Temporarily titled 'Project Triangle Strategy', the game has a medieval setting, a dense storyline, and a beautiful art style that mixes ancient graphics and modern effects. You play Serenoa Wolffort, heir to house Wolffort, in a plot that will be denser than it looks, with several decisions which create divergent paths from other players. One of the most striking features is Conviction. Three major guiding convictions prevail: Utility, Morality, and Liberty. Depending on your choices these parameters change, but are not shown in the game and reflect directly on how the story unfolds as well as on the companions who will join your cause.

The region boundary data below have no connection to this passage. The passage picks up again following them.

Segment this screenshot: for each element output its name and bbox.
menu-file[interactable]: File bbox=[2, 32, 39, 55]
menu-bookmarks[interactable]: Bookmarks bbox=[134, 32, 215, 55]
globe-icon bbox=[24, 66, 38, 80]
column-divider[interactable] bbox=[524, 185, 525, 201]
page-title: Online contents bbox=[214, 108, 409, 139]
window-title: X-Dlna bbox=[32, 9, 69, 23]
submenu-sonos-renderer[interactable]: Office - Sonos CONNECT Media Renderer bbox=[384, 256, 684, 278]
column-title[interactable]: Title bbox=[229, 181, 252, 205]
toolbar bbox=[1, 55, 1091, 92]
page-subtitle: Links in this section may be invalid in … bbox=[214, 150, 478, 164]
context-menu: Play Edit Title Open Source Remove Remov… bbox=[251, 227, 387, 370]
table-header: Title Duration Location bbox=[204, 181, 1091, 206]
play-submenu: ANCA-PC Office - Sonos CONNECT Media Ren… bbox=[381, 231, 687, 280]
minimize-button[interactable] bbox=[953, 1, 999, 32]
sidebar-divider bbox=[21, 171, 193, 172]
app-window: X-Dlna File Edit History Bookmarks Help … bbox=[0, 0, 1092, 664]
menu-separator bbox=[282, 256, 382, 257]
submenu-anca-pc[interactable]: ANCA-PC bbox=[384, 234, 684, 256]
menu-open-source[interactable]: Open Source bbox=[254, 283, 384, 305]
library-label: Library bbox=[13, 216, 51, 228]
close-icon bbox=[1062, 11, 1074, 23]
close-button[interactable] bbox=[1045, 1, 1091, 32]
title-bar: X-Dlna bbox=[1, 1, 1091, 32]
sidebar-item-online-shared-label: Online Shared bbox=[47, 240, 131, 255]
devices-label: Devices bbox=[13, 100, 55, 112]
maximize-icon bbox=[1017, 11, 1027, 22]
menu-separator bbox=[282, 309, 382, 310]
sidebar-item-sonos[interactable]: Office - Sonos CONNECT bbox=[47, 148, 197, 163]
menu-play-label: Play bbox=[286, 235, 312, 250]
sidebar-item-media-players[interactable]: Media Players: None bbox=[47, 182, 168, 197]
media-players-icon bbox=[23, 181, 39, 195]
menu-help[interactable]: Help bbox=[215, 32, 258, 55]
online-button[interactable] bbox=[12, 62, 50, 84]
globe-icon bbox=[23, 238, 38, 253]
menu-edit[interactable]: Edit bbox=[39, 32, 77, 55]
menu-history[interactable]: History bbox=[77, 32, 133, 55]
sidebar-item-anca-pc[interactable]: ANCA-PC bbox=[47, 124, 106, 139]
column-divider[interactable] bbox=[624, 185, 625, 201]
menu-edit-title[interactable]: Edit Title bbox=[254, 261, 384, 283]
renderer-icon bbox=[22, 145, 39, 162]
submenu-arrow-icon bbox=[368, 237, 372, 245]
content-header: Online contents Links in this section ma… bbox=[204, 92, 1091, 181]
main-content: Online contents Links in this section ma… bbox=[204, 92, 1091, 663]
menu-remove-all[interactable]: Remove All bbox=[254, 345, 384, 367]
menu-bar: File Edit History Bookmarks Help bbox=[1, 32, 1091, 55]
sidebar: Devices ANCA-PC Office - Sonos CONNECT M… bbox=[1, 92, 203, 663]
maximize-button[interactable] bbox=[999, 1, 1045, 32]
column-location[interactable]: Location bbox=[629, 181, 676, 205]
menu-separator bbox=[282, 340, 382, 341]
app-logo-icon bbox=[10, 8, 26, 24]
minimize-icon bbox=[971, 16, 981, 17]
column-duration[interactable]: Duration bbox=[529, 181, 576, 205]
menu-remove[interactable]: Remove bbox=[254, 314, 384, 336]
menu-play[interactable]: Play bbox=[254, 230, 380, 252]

According to the Demo, the game consists of multiple stages. The first is an exploration, where you walk around the map collecting items, information about people, and reviewing mechanisms or terrain features to help you in battle. Use information collected at other times to manipulate - or amicably convince - companions to help you.
At the end of the exploration, you go to the world map similar to Final Fantasy Tactics and can set up an encampment to buy items and check the status of your characters. So far, there wasn't a lot available on the demo. We can analyze the members, see their equipment and status, but we have no information about changing or evolving classes, a recurring feature in tactical games. After planning and sharpening our weapons, it's time to show that in video games the sword is mightier than the pen.
The battle gameplay has some mechanics that try to diversify from the current tactical RPGs on the market. It's based on turns, has different terrains that alter hits, special attacks (no innovation so far, Squarie), and some complex mechanics that put your spells and your chemistry lessons on trial (like using fire spells on ice to create water and then throwing an electricity spell to take advantage of the water's natural conductivity to cause area damage - Divinity did it first, ahem).
Check out the full presentation trailer if you are the visual and not reader-type:
A demo version is available on the Switch if you want to jump to your conclusions. Keep in mind the release is planned for 2022, so a lot can change.